I’d love to see more queer characters in Wildstar but there needs to be a concerted effort to make that happen and I’m not sure that’s going to come about any time soon.

A chua leers from the character selection screen.

The Mysterious Gender of the Chua

I don’t remember exactly how it was phrased but there was a question regarding what, precisely, the gender of the Chua is. Pappy went into a long discussion about how they thought it would be neat to have a race of creatures where you’re you’re not sure what gender they are or what genders they have. In the lore of the game, the Chua gender is a closely guarded secret that maybe we will have revealed at a later point, along with the mystery of how they actually reproduce.

Pappy elucidated that when you pick a Chua in game as your character, that you can pick qualities or looks in whatever combination you want. The problem I found when rolling one is that the looks that are oriented in a distinctly more feminine direction (lack of facial hair, lighter colors, more “cute” faces) were very narrow if not limited to one choice solely. Another problem I ran into that Pappy noted is that the game NPCs and quest text default to male pronouns, therefore giving all Chua characters male pronouns regardless of gender. This means for whatever progressiveness was being attempted feels more like a novelty versus a true creation of a atypical gendered society in the Chua. My question, even regarding the quest text is why not using gender neutral pronouns? They/them is useful for this reason but Wildstar could have adopted things like xe/xem as well. My other thought is why stop at the Chua? MMORPG races seem very fixated on binary gender but in a game that has robots (Mechari) as well as rock-people (Granok), why gender things so completely? Wouldn’t their societies be less concerned with gender when they don’t have a strict physical need to reproduce (which is the reason most people give for binary gender, despite that being irrelevant)?

Goofy vs. Dark

Another question (“How do you balance Wildstar being fun and goofy?”) was posed that inspired less thoughts from me but definitely gave me insight into how Wildstar approaches the tone of their universe.

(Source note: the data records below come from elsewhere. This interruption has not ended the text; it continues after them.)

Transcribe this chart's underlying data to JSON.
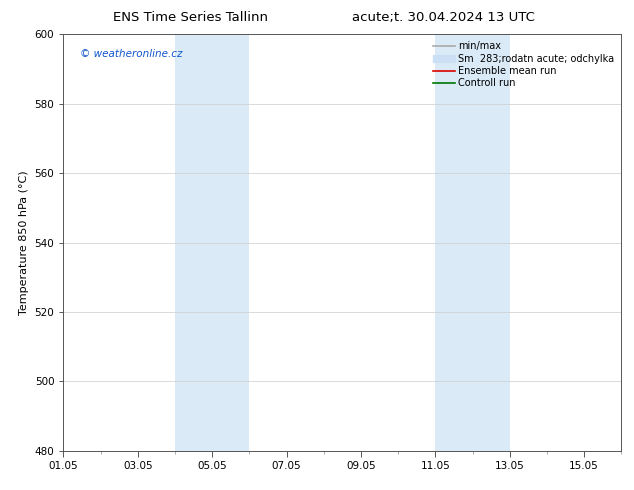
{
  "title_left": "ENS Time Series Tallinn",
  "title_right": "acute;t. 30.04.2024 13 UTC",
  "ylabel": "Temperature 850 hPa (°C)",
  "ylim": [
    480,
    600
  ],
  "yticks": [
    480,
    500,
    520,
    540,
    560,
    580,
    600
  ],
  "xlim": [
    0,
    15
  ],
  "xtick_labels": [
    "01.05",
    "03.05",
    "05.05",
    "07.05",
    "09.05",
    "11.05",
    "13.05",
    "15.05"
  ],
  "xtick_positions_days": [
    0,
    2,
    4,
    6,
    8,
    10,
    12,
    14
  ],
  "shaded_regions": [
    {
      "start_day": 3.0,
      "end_day": 5.0,
      "color": "#daeaf7"
    },
    {
      "start_day": 10.0,
      "end_day": 12.0,
      "color": "#daeaf7"
    }
  ],
  "watermark_text": "© weatheronline.cz",
  "watermark_color": "#1155cc",
  "legend_entries": [
    {
      "label": "min/max",
      "color": "#aaaaaa",
      "lw": 1.2,
      "patch": false
    },
    {
      "label": "Sm  283;rodatn acute; odchylka",
      "color": "#cce0f5",
      "lw": 6,
      "patch": true
    },
    {
      "label": "Ensemble mean run",
      "color": "#dd0000",
      "lw": 1.2,
      "patch": false
    },
    {
      "label": "Controll run",
      "color": "#007700",
      "lw": 1.2,
      "patch": false
    }
  ],
  "background_color": "#ffffff",
  "grid_color": "#cccccc",
  "border_color": "#555555",
  "title_fontsize": 9.5,
  "axis_label_fontsize": 8,
  "tick_fontsize": 7.5,
  "legend_fontsize": 7,
  "watermark_fontsize": 7.5
}
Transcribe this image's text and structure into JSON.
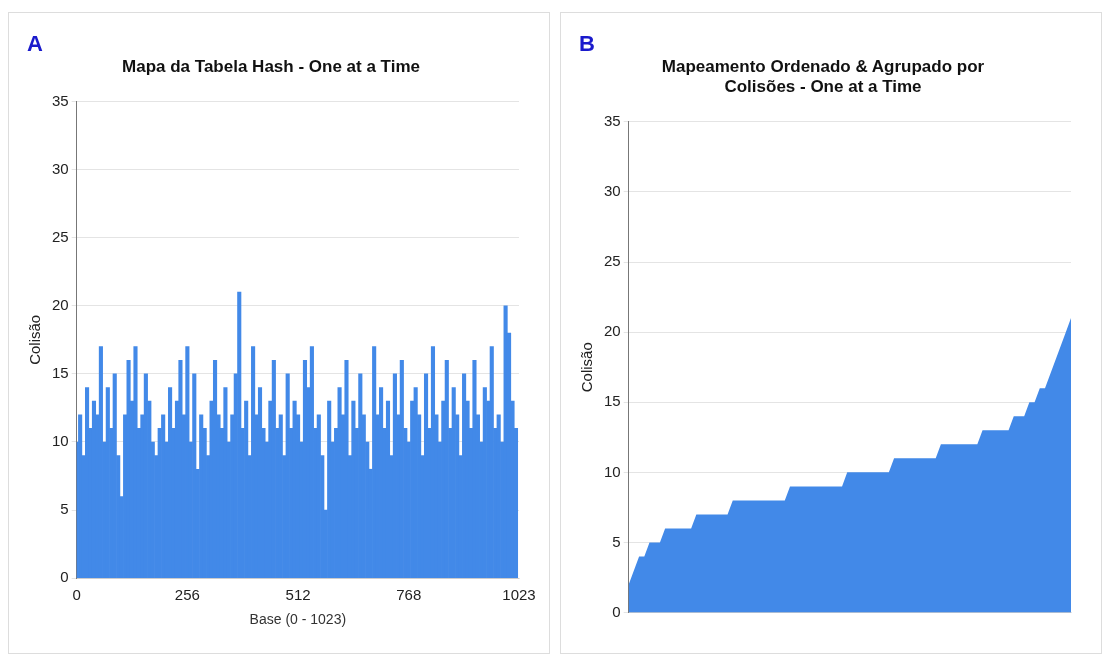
{
  "chart_data": [
    {
      "type": "bar",
      "title": "Mapa da Tabela Hash - One at a Time",
      "xlabel": "Base (0 - 1023)",
      "ylabel": "Colisão",
      "annotations": [
        "A"
      ],
      "color": "#4289e8",
      "grid": "y",
      "legend": false,
      "x": [
        0,
        8,
        16,
        24,
        32,
        40,
        48,
        56,
        64,
        72,
        80,
        88,
        96,
        104,
        112,
        120,
        128,
        136,
        144,
        152,
        160,
        168,
        176,
        184,
        192,
        200,
        208,
        216,
        224,
        232,
        240,
        248,
        256,
        264,
        272,
        280,
        288,
        296,
        304,
        312,
        320,
        328,
        336,
        344,
        352,
        360,
        368,
        376,
        384,
        392,
        400,
        408,
        416,
        424,
        432,
        440,
        448,
        456,
        464,
        472,
        480,
        488,
        496,
        504,
        512,
        520,
        528,
        536,
        544,
        552,
        560,
        568,
        576,
        584,
        592,
        600,
        608,
        616,
        624,
        632,
        640,
        648,
        656,
        664,
        672,
        680,
        688,
        696,
        704,
        712,
        720,
        728,
        736,
        744,
        752,
        760,
        768,
        776,
        784,
        792,
        800,
        808,
        816,
        824,
        832,
        840,
        848,
        856,
        864,
        872,
        880,
        888,
        896,
        904,
        912,
        920,
        928,
        936,
        944,
        952,
        960,
        968,
        976,
        984,
        992,
        1000,
        1008,
        1016
      ],
      "values": [
        10,
        12,
        9,
        14,
        11,
        13,
        12,
        17,
        10,
        14,
        11,
        15,
        9,
        6,
        12,
        16,
        13,
        17,
        11,
        12,
        15,
        13,
        10,
        9,
        11,
        12,
        10,
        14,
        11,
        13,
        16,
        12,
        17,
        10,
        15,
        8,
        12,
        11,
        9,
        13,
        16,
        12,
        11,
        14,
        10,
        12,
        15,
        21,
        11,
        13,
        9,
        17,
        12,
        14,
        11,
        10,
        13,
        16,
        11,
        12,
        9,
        15,
        11,
        13,
        12,
        10,
        16,
        14,
        17,
        11,
        12,
        9,
        5,
        13,
        10,
        11,
        14,
        12,
        16,
        9,
        13,
        11,
        15,
        12,
        10,
        8,
        17,
        12,
        14,
        11,
        13,
        9,
        15,
        12,
        16,
        11,
        10,
        13,
        14,
        12,
        9,
        15,
        11,
        17,
        12,
        10,
        13,
        16,
        11,
        14,
        12,
        9,
        15,
        13,
        11,
        16,
        12,
        10,
        14,
        13,
        17,
        11,
        12,
        10,
        20,
        18,
        13,
        11
      ],
      "xlim": [
        0,
        1023
      ],
      "xticks": [
        0,
        256,
        512,
        768,
        1023
      ],
      "ylim": [
        0,
        35
      ],
      "yticks": [
        0,
        5,
        10,
        15,
        20,
        25,
        30,
        35
      ]
    },
    {
      "type": "area",
      "title": "Mapeamento Ordenado & Agrupado por Colisões - One at a Time",
      "ylabel": "Colisão",
      "annotations": [
        "B"
      ],
      "color": "#4289e8",
      "grid": "y",
      "legend": false,
      "categories": [
        null,
        null,
        null,
        null,
        null,
        null,
        null,
        null,
        null,
        null,
        null,
        null,
        null,
        null,
        null,
        null,
        null,
        null,
        null,
        null,
        null,
        null,
        null,
        null,
        null,
        null,
        null,
        null,
        null,
        null,
        null,
        null,
        null,
        null,
        null,
        null,
        null,
        null,
        null,
        null,
        null,
        null,
        null,
        null,
        null,
        null,
        null,
        null,
        null,
        null,
        null,
        null,
        null,
        null,
        null,
        null,
        null,
        null,
        null,
        null,
        null,
        null,
        null,
        null,
        null,
        null,
        null,
        null,
        null,
        null,
        null,
        null,
        null,
        null,
        null,
        null,
        null,
        null,
        null,
        null,
        null,
        null,
        null,
        null,
        null,
        null
      ],
      "values": [
        2,
        3,
        4,
        4,
        5,
        5,
        5,
        6,
        6,
        6,
        6,
        6,
        6,
        7,
        7,
        7,
        7,
        7,
        7,
        7,
        8,
        8,
        8,
        8,
        8,
        8,
        8,
        8,
        8,
        8,
        8,
        9,
        9,
        9,
        9,
        9,
        9,
        9,
        9,
        9,
        9,
        9,
        10,
        10,
        10,
        10,
        10,
        10,
        10,
        10,
        10,
        11,
        11,
        11,
        11,
        11,
        11,
        11,
        11,
        11,
        12,
        12,
        12,
        12,
        12,
        12,
        12,
        12,
        13,
        13,
        13,
        13,
        13,
        13,
        14,
        14,
        14,
        15,
        15,
        16,
        16,
        17,
        18,
        19,
        20,
        21
      ],
      "ylim": [
        0,
        35
      ],
      "yticks": [
        0,
        5,
        10,
        15,
        20,
        25,
        30,
        35
      ]
    }
  ]
}
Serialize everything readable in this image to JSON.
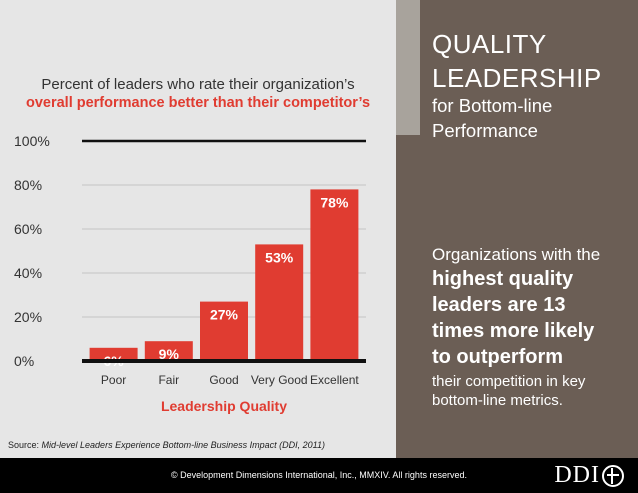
{
  "chart_data": {
    "type": "bar",
    "title_line1": "Percent of leaders who rate their organization’s",
    "title_line2": "overall performance better than their competitor’s",
    "categories": [
      "Poor",
      "Fair",
      "Good",
      "Very Good",
      "Excellent"
    ],
    "values": [
      6,
      9,
      27,
      53,
      78
    ],
    "value_labels": [
      "6%",
      "9%",
      "27%",
      "53%",
      "78%"
    ],
    "xlabel": "Leadership Quality",
    "ylabel": "",
    "ylim": [
      0,
      100
    ],
    "yticks": [
      "0%",
      "20%",
      "40%",
      "60%",
      "80%",
      "100%"
    ],
    "grid": true,
    "bar_color": "#e03c31"
  },
  "source": {
    "prefix": "Source: ",
    "text": "Mid-level Leaders Experience Bottom-line Business Impact (DDI, 2011)"
  },
  "heading": {
    "line1": "QUALITY",
    "line2": "LEADERSHIP",
    "sub1": "for Bottom-line",
    "sub2": "Performance"
  },
  "claim": {
    "intro": "Organizations with the",
    "bold1": "highest quality",
    "bold2": "leaders are 13",
    "bold3": "times more likely",
    "bold4": "to outperform",
    "tail1": "their competition in key",
    "tail2": "bottom-line metrics."
  },
  "footer": {
    "copyright": "© Development Dimensions International, Inc., MMXIV.  All rights reserved.",
    "logo_text": "DDI"
  },
  "colors": {
    "panel_brown": "#6b5e55",
    "panel_gray": "#e6e6e6",
    "accent_gray": "#a8a39c",
    "red": "#e03c31"
  }
}
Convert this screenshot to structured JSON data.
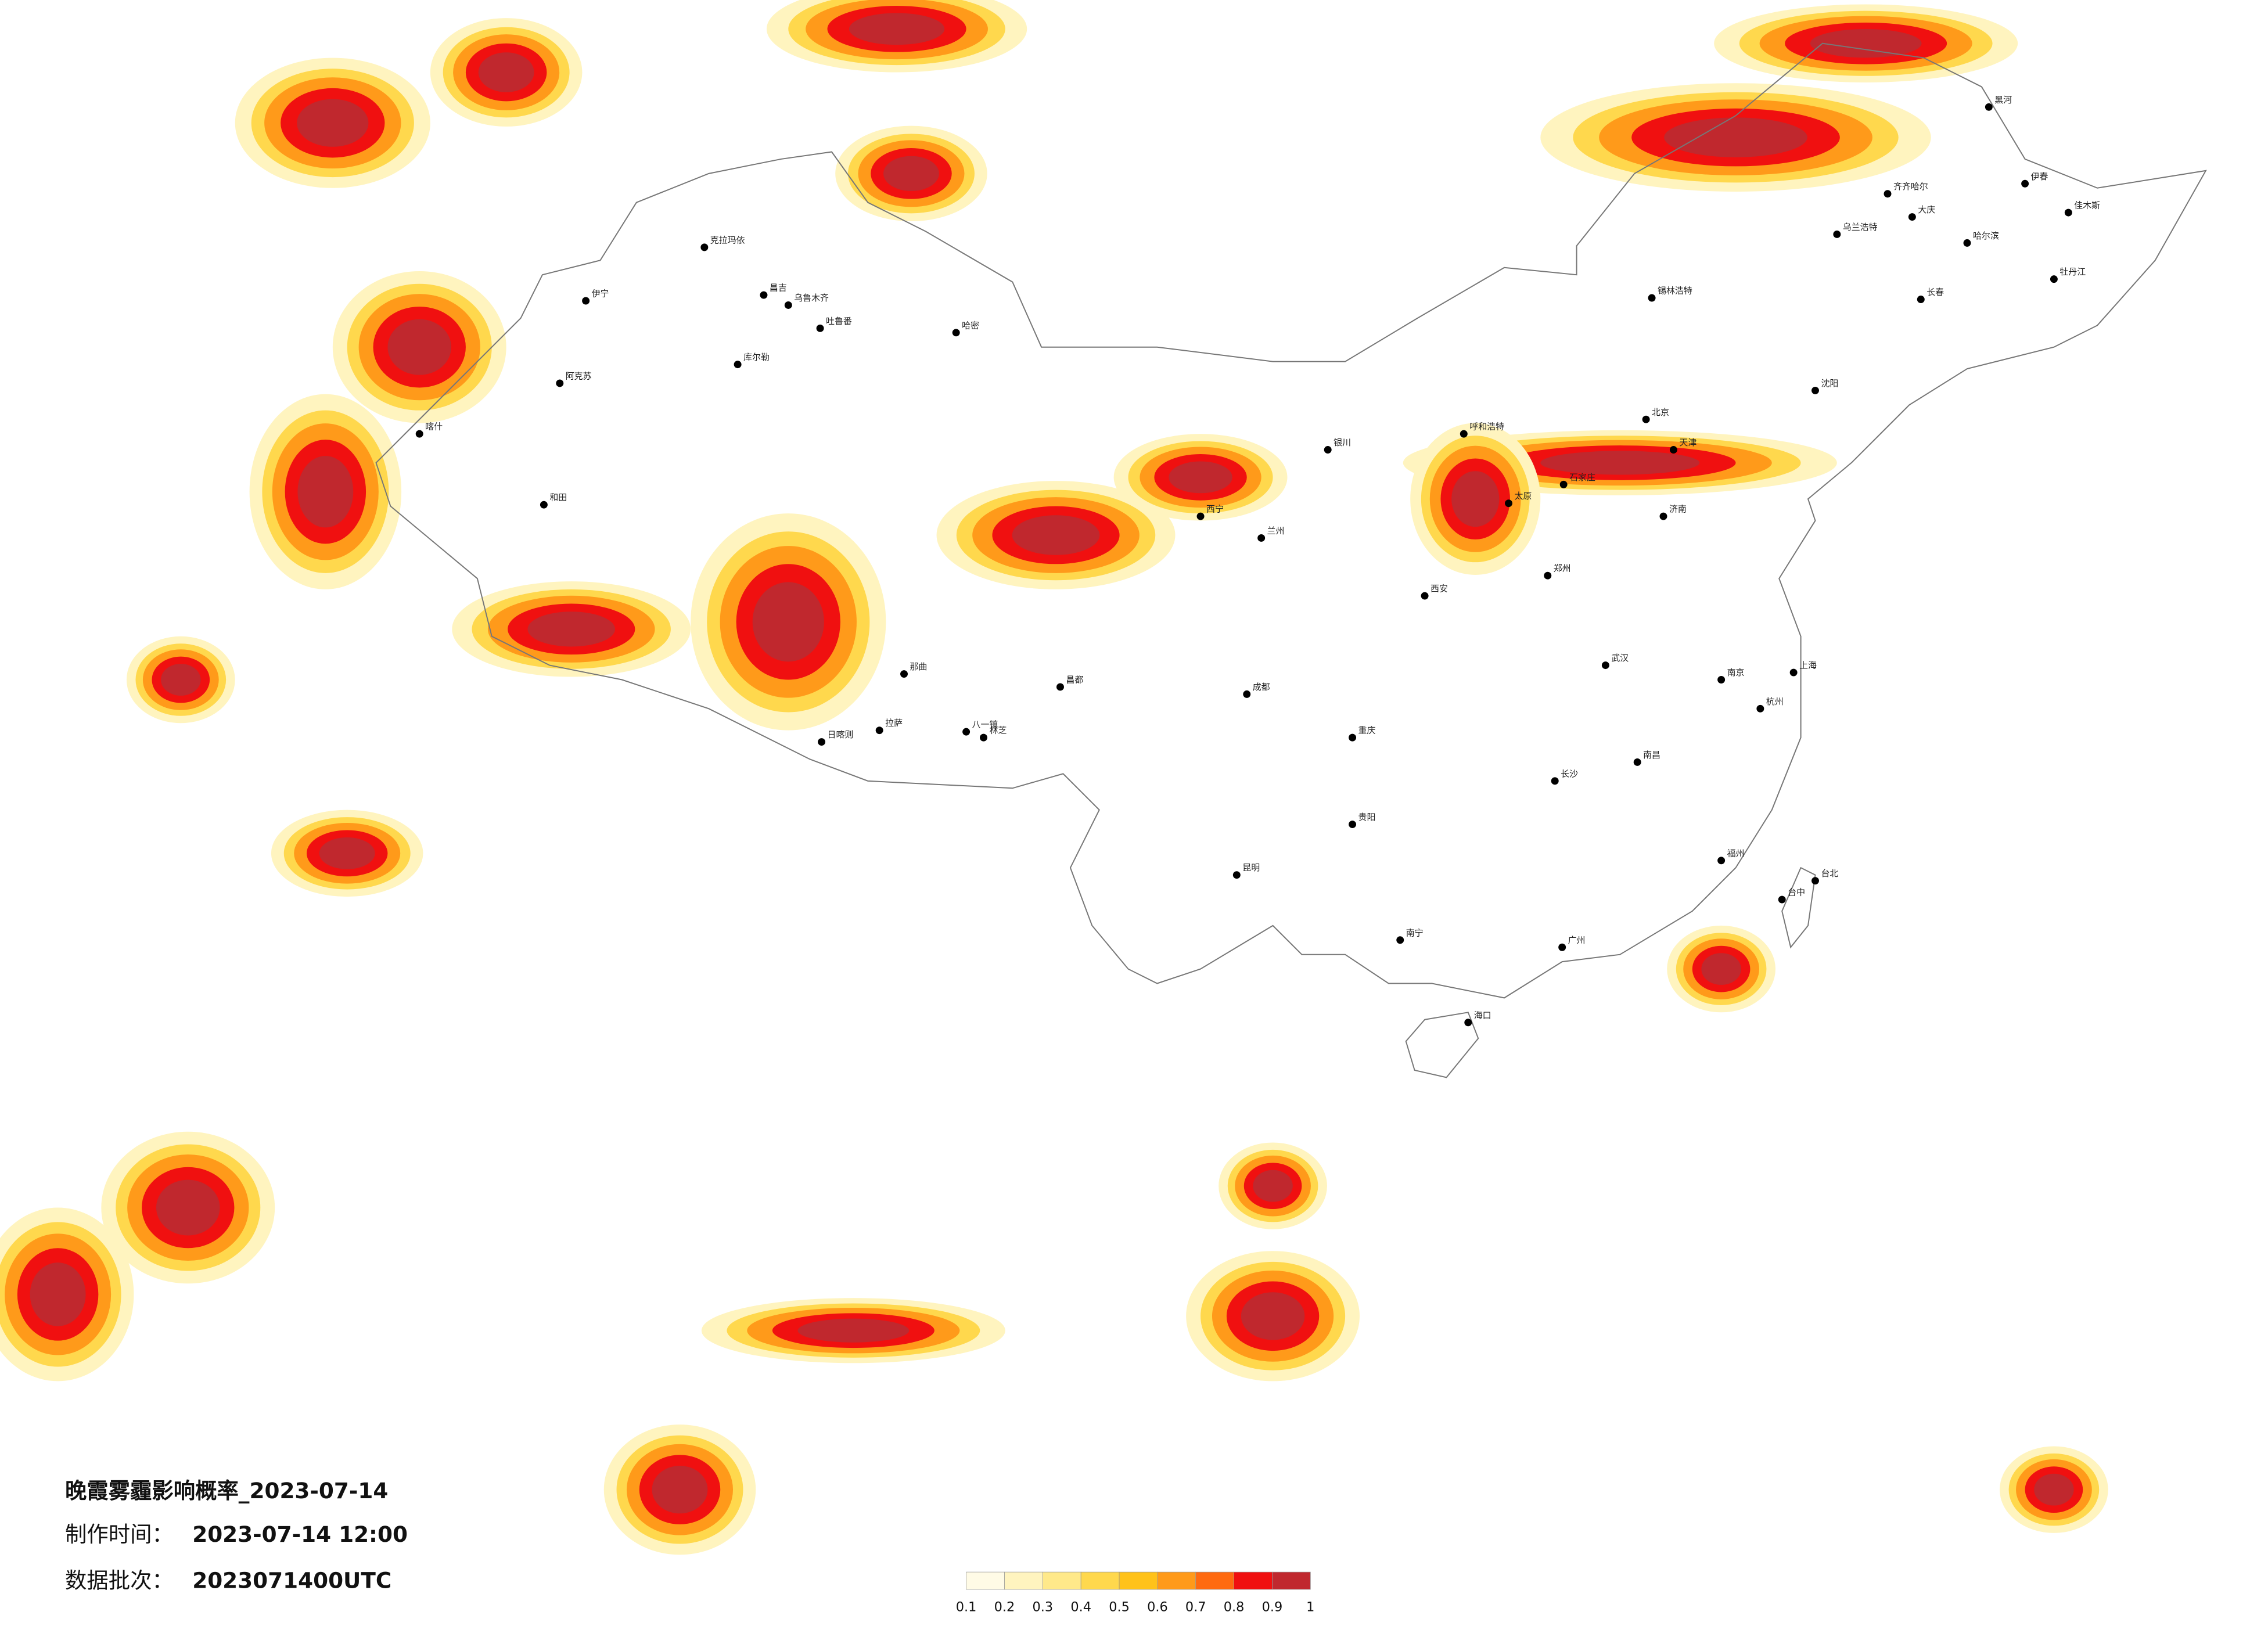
{
  "header": {
    "title": "晚霞雾霾影响概率_2023-07-14",
    "production_label": "制作时间：",
    "production_time": "2023-07-14 12:00",
    "batch_label": "数据批次：",
    "batch": "2023071400UTC"
  },
  "legend": {
    "ticks": [
      0.1,
      0.2,
      0.3,
      0.4,
      0.5,
      0.6,
      0.7,
      0.8,
      0.9,
      1
    ],
    "colors": [
      "#fffbe6",
      "#fff4bf",
      "#ffe98a",
      "#ffd84d",
      "#ffc21a",
      "#ff9a1a",
      "#ff6a10",
      "#f01010",
      "#c0282e"
    ]
  },
  "cities": [
    "克拉玛依",
    "伊宁",
    "昌吉",
    "乌鲁木齐",
    "吐鲁番",
    "哈密",
    "库尔勒",
    "阿克苏",
    "喀什",
    "和田",
    "日喀则",
    "拉萨",
    "八一镇",
    "林芝",
    "那曲",
    "昌都",
    "西宁",
    "兰州",
    "银川",
    "呼和浩特",
    "北京",
    "天津",
    "石家庄",
    "太原",
    "济南",
    "郑州",
    "西安",
    "成都",
    "重庆",
    "武汉",
    "长沙",
    "南昌",
    "南京",
    "上海",
    "杭州",
    "福州",
    "台北",
    "台中",
    "广州",
    "南宁",
    "海口",
    "贵阳",
    "昆明",
    "沈阳",
    "长春",
    "哈尔滨",
    "齐齐哈尔",
    "大庆",
    "乌兰浩特",
    "锡林浩特",
    "黑河",
    "伊春",
    "佳木斯",
    "牡丹江"
  ]
}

Pappy talked about how they’ve been given feedback that yes, Wildstar does have a lot of serious moments versus being cartoony all the time. In his words, “[…]fact of the matter is, Wildstar has a pretty serious and epic story. Just because our characters have a lot of personality, that doesn’t mean at all that the stories we don’t tell are serious. I think it’s the combination of having memorable characters with big personalities – sometimes funny, slotting those characters into the kind of space opera [we have], sweeping stories. The combination makes our game unique, [and we think] it’s going to have people playing for a long time. It’s new and fresh.”

Frost also chimed in to talk about how without the scary, dark stuff, humor by itself won’t be taken seriously and that you need a dichotomy.

This is something I find myself liking more and more as I play deeper into the story. There’s dark and scary elements to the game, despite the candy veneer but it never seems to go into very grimdark territory unlike many fantasy games. I don’t want to play a game that reminds me that the real world is horrible and brutal. I am okay with violence paired with cartoonishness and striking that balance is both necessary and keeps the tone from too childish or too serious. We will see if Wildstar can maintain this dichotomy but I have optimism.